I talked it over with my wife and we decided that it was time for the Gastroenterologist. As much as I hated the thought, things were slow at work and it was an ideal time.
The colonoscopy/endoscopy wasn’t as bad as I imagined it would be. I didn’t remember much of anything. The doctor bounced in to my room when I was awake and said, “You’ve got celiac sprue – your villi are mild to severely blunted. Come see me in a week and I’ll tell you about it.” Still groggy, I asked her to spell it out. When I got home, I scheduled the first appointment I could.
In the meantime, I did some looking on the internet, and I can say that I was none too happy about what I found out about Celiac Disease. I read that it is a genetic condition, and that people with it must avoid gluten, which is found in products using wheat, barley, rye, and oats. That means no more regular bread, pizza or beer. At the appointment, my GI doctor gave me a quick rundown, said I could control it through diet, said there was a support group, fished out the support group newsletter, and said, “Ooo, too bad you just missed their meeting.”
Clutching my papers, I walked briskly out to the car through the slight mist coming down, and I cried for 15 minutes. I imagine that happens frequently in hospital parking lots. I could not imagine life without bread or pizza. I went home for a meal and then the panic really set in. No Frosted Flakes (malt-barley). No Rice Krispies
(malt flavor). No vegetable soup (wheat flour, barley), no Bean w/ Bacon soup (modified food starch-wheat). No Healthy Choice dinners (wheat). All my usual breakfasts, lunches and a good number of my dinners were off limits because they were killing me. Was I going to starve? Where would my next meal come from? My wife and I put two very tasty bags of groceries out for the postal workers food drive.
It’s not easy to overcome 30 years of ingrained food habits. My wife was wonderful. My insurance company was worthless when it came to paying for a dietician. I think I made it through the first two weeks on Coke, assorted nuts, and marshmallows.

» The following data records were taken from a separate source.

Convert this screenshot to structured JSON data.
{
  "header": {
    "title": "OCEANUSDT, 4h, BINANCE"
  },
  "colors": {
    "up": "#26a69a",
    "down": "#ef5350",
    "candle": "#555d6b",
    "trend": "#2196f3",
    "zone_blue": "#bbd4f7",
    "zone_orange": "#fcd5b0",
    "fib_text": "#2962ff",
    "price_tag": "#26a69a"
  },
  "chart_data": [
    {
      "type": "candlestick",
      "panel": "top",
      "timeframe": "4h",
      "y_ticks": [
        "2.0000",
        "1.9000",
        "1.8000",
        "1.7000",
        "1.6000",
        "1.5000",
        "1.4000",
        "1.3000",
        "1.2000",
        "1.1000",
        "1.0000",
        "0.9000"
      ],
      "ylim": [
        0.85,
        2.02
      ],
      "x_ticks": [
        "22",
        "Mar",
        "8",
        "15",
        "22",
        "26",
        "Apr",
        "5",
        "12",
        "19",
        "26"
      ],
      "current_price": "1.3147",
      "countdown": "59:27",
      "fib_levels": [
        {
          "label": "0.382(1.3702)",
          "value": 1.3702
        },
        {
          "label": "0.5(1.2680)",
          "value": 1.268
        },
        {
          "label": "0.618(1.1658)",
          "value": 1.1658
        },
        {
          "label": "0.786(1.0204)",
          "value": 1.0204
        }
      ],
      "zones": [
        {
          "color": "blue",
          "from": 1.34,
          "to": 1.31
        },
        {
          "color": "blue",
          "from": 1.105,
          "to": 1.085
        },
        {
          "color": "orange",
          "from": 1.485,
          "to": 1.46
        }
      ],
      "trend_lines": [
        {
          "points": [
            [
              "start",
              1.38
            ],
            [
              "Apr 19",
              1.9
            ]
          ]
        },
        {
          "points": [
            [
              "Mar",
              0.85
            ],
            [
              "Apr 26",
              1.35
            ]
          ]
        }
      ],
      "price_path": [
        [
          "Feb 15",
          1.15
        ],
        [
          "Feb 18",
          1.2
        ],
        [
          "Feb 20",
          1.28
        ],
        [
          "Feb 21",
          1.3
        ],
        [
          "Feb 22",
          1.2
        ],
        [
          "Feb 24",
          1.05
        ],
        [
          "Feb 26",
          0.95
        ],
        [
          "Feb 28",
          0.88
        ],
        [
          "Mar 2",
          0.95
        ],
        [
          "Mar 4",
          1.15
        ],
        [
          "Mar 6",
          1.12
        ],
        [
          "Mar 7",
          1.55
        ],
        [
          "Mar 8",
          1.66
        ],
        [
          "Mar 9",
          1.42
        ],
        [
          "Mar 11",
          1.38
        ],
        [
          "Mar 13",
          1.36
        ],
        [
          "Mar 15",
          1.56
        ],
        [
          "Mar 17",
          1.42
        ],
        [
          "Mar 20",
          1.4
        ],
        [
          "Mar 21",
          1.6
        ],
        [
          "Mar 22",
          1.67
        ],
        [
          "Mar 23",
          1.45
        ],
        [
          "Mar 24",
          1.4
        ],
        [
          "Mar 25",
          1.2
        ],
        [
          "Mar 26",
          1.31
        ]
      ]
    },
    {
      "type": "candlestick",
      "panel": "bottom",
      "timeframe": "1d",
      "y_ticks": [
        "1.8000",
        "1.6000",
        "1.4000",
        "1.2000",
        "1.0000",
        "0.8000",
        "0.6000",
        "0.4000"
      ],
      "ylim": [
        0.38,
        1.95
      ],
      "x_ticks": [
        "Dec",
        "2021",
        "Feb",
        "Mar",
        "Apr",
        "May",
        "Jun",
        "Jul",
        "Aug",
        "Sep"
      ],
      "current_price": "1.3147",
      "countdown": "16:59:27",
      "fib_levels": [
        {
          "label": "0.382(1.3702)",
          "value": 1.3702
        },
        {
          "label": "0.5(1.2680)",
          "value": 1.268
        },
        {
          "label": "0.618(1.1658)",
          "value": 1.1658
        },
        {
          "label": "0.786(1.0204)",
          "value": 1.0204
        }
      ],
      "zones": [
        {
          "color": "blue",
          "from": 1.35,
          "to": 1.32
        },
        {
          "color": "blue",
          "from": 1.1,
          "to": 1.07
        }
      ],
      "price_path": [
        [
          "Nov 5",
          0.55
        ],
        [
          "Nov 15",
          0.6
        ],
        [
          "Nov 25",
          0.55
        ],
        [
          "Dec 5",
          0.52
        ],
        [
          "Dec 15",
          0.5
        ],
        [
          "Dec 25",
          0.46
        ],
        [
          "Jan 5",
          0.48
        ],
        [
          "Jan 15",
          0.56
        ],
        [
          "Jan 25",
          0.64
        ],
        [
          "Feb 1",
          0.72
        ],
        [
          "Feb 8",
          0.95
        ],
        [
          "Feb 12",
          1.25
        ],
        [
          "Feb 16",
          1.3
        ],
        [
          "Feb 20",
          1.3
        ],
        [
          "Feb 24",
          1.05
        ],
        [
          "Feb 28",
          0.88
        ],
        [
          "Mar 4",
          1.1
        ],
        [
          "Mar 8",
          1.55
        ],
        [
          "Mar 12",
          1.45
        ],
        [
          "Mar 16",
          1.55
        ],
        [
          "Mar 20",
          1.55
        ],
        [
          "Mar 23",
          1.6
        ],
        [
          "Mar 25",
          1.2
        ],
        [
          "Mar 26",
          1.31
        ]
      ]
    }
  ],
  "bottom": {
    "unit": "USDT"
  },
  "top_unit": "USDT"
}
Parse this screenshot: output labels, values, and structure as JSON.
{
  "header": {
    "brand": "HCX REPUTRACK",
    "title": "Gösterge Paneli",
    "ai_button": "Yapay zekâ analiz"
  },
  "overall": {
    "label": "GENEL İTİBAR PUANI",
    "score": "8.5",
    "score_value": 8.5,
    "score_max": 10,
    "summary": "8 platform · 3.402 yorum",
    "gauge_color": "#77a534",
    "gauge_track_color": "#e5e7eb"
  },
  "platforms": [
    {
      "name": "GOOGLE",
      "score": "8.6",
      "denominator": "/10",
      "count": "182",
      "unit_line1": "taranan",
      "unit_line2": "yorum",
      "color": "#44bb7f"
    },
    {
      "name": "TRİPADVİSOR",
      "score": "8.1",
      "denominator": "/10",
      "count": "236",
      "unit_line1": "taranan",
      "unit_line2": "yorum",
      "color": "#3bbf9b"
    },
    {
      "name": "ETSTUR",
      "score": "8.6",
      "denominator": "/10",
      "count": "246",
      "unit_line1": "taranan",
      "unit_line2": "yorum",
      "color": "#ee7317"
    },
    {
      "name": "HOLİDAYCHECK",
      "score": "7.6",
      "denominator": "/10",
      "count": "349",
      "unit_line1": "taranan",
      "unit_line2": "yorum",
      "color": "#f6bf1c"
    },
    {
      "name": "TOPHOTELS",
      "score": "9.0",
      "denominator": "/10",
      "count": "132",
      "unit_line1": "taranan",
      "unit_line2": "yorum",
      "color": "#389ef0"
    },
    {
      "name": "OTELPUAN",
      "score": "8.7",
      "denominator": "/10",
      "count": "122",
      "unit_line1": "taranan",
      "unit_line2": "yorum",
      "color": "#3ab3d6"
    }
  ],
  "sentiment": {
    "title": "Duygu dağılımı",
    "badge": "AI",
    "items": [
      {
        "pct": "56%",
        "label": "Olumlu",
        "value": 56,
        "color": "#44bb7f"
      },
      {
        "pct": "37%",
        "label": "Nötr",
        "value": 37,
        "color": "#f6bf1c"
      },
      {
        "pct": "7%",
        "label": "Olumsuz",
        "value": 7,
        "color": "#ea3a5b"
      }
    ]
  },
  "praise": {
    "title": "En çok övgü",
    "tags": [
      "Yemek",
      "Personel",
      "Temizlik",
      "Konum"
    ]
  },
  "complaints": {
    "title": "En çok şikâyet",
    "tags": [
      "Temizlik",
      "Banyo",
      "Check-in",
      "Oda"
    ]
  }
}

A few weeks later, my doctor ordered a bone density scan. That surprised me, since I’d had about four helpings of dairy a day for my entire life and did weight bearing exercise for an hour a day five days a week. She was right. I wasn’t absorbing iron and I wasn’t absorbing calcium either. In a way, this osteoporosis diagnosis hurt worse than the first one, but I only cried 10 minutes this time. I think maybe once you hit bottom, there aren’t many tears left. I was 35 and I felt like I had a long road to recovery in front of me.
Things improved on the gluten-free diet. After six weeks, I stopped getting sick all the time and I had more energy. I went on Fosamax (a bone-building drug usually taken by post-menopausal women). I suffered from fatigue and bone pain while taking it, but I told my wife, “At least I know it’s working.” I gained a lot of weight, but it was disproportionately bone and muscle. As a result, my body composition improved dramatically. There were struggles and set backs (running was harder with an extra 20 pounds), but each day seemed a bit brighter than the last. My wife noticed dramatic improvement in my energy. She said, “After your Saturday long runs, you stay awake now.”